The UNC Eshelman School of Pharmacy welcomes Juliane Nguyen, Ph.D., as a new hire in the Division of Pharmacoengineering and Molecular Pharmaceutics.
Nguyen is arriving to UNC as an experienced researcher and lecturer. After completing her Pharmacy degree in 2005 and receiving her license as a board-certified pharmacist in Germany, she earned her Ph.D. at the Phillips-University of Marburg in Germany in 2009, where she focused on drug delivery and polymer chemistry. She then worked for four years as a postdoctoral fellow at the University of California-San Francisco, where she trained with Dr. Francis Szoka. She started her independent career at the University of Buffalo in 2013, and was promoted to associate professor in 2019.
She received several honors and awards for her work, including the University of Buffalo Exceptional Scholar Young Investigator Award, the NYSTAR faculty award and the National Science Foundation (NSF) CAREER award, which is the NSF’s most prestigious honor for early career faculty.
Nguyen runs the Therapeutic Biomaterials Laboratory, which she said focuses on “developing the next generation of materials to treat life-threatening diseases.” The Nguyen lab focuses on using molecules such as proteins, lipids, and RNA-based materials to treat heart attacks and various cancers. She became particularly interested in working with proteins and exosomes because of their versatility and how they can be modified to target and modulate specific cells.
“With genetic engineering, your opportunities are endless,” she said.
In addition to lab work, Nguyen will also lecture on drug delivery and nanomedicine.
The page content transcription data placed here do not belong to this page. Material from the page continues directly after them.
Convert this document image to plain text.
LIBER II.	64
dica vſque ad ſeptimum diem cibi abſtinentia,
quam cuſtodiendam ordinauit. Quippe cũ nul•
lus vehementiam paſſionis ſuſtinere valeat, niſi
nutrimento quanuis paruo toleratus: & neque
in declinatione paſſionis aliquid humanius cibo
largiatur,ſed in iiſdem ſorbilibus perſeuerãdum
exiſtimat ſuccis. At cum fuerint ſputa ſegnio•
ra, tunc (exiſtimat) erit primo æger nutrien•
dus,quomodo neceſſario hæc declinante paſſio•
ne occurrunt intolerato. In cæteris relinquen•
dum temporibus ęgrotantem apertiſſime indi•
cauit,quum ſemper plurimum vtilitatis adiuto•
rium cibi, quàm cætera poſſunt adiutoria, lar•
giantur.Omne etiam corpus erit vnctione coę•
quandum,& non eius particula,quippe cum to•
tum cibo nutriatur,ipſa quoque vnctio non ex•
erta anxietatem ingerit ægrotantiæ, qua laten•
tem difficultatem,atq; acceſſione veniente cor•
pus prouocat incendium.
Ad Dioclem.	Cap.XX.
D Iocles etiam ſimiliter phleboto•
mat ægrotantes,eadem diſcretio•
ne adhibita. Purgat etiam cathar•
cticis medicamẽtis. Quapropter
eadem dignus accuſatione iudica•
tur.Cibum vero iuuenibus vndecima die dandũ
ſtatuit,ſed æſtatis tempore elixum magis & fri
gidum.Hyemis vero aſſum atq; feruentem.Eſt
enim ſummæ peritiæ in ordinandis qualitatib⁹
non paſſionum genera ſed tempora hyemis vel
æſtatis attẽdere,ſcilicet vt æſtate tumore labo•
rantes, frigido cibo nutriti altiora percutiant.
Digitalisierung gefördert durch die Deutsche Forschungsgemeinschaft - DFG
She is committed to making science discoveries more accessible and has worked with the Young Innovators Program, which gives students from North Carolina schools the chance to participate in a summer research project. Nguyen, along with high school students and graduate students in her lab have created educational YouTube videos that explain some of the biological concepts in her research. This work is funded by the NSF CAREER award.
“We are harnessing the advantages of visualization and animation to teach complex scientific matters to high school students,” Nguyen said. “With animations we can explain difficult scientific concepts in a more understandable way and have the potential to reach a wider audience. We hope this will reduce barriers to choosing science as a career at an early stage and increase retention in STEM related fields.”
Nguyen was also recognized as a 2019 Young Innovator in Cellular and Biomolecular Engineering, a prestigious international recognition from the Biomedical Engineering Society to highlight the research of outstanding young investigators. She was one of 12 faculty members from around the world to receive this award. As part of this award, Nguyen’s article, “Carrier-Free CXCR4-Targeted Nanoplexes Designed for Polarizing Macrophages to Suppress Tumor Growth” was featured in the CMBE journal in August 2019.
She will also give an invited talk in a session highlighting this year’s award winners at the Biomedical Engineering Society in Philadelphia, to be held Oct. 16-19. Nguyen said she is looking forward to having the opportunity to further develop her lab’s technology into clinically viable therapeutics while also collaborating with faculty from the UNC Lineberger Comprehensive Cancer Center and the McAllister Heart Institute.